Vaccines Then and Now
Vaccines as we know them can be traced back to 1796, when a man named Edward Jenner developed what he called the “arm to arm” inoculation to protect patients from smallpox. He did this when he extracted a skin blister sample from a cowpox patient and transferred this sample to the arm of a patient. This would “train” the patient’s immune system to recognize and fight off viruses related to smallpox and cowpox without the danger of a full-scale infection, and this proved successful. Vaccines continued to be refined and updated over time, and by the 1940s, large scale production of vaccines began in earnest. These vaccines were designed to fight off common illnesses at the time such as smallpox, whooping cough, tetanus, and Diphtheria. Today, in the early 21st century, an even broader swath of diseases are covered, and this includes measles and Polio. Once-common diseases have now been made relatively rare and easy to prevent.

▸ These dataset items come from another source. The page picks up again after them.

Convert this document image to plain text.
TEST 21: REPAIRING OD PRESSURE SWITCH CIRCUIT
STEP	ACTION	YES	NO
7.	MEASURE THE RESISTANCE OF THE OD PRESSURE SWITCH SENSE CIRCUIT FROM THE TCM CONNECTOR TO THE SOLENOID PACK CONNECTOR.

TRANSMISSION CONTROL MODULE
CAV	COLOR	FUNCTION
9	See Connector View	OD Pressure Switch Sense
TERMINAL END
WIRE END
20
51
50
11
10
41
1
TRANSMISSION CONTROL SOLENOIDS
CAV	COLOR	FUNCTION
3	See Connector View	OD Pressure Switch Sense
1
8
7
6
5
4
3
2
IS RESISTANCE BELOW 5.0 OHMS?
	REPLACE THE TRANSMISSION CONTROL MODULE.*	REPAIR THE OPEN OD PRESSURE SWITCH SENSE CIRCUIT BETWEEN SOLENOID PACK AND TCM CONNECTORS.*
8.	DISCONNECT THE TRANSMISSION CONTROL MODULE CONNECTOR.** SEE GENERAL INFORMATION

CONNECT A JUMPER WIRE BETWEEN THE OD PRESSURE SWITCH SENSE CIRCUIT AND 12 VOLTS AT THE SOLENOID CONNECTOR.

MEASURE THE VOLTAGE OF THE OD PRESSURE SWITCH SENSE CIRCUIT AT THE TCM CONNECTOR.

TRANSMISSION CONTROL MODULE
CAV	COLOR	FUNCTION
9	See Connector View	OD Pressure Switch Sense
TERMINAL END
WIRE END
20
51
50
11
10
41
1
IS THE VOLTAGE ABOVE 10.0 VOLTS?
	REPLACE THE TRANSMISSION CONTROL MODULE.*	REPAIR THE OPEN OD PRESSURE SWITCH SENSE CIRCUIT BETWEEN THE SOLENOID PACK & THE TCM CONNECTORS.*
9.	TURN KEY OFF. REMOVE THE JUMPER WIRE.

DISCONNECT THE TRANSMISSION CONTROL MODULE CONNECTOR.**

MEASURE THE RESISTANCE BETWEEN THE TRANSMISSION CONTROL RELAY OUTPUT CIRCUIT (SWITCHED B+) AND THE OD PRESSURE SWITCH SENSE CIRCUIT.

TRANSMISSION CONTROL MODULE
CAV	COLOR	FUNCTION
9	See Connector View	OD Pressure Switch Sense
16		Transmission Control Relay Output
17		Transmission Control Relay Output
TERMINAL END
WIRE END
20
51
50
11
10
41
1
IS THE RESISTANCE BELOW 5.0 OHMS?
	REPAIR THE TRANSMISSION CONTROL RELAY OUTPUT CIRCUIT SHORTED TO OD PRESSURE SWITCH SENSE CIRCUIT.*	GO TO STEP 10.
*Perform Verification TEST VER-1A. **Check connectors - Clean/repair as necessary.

Plenty of statistics and trends have shown how effective these vaccines are at preventing virus-related deaths, and the measles virus may be a fine example of this. The World Health Organizations, as well as the Measles and Rubella Initiative, have shown that ever since the year 2000, some 171. million lives have been saved due to the measles vaccine around the world. In particular, back in the year 2000, a total of 546,800 measles-related deaths took place, but by the year 2014, this figure had dropped to merely 114,900 or so. This represents a 79% decrease in measles-related deaths, a significant decrease overall. Around the world, it is estimated that as many as 2.5 million unnecessary (as in preventable) deaths are prevented every year. Young children may get many vaccines to reinforce their developing immune systems from common viruses, and the elderly may get their vaccines updated, too. Many elderly Americans live in crowded retirement or nursing homes, where disease might spread quickly among seniors who have time-worn immune systems. Vaccines help prevent this and keeps the residents healthier.
Proper Vaccine Storage
Vaccines are highly effective at preventing disease, clearly, but these injections are temperature-sensitive and must be stored correctly or they may be ruined. These vaccines are temperature sensitive, and a vaccine refrigerator such as a pharmacy grade refrigerator will be needed to store them. In some cases, a freezer will be needed for other vaccine models. Why a pharmacy grade refrigerator? Ordinary, commercial freezers are no good for this, since they are meant to store good and have dangerously wide temperature variance as they are opened and closed. The same is true for fridge units; only a medical grade fridge unit can keep vaccines inside safe. A pharmacy grade refrigerator may keep vaccines at a safe temperature of 40 degrees Fahrenheit, and a freezer will have a temperature ranging from -58 to 5 degrees Fahrenheit.
Lab staff may use the number of vaccines they have on site, and available space and square footage, as a reference for buying these coolers. Some are large, and others are small and light enough for store on a shelf.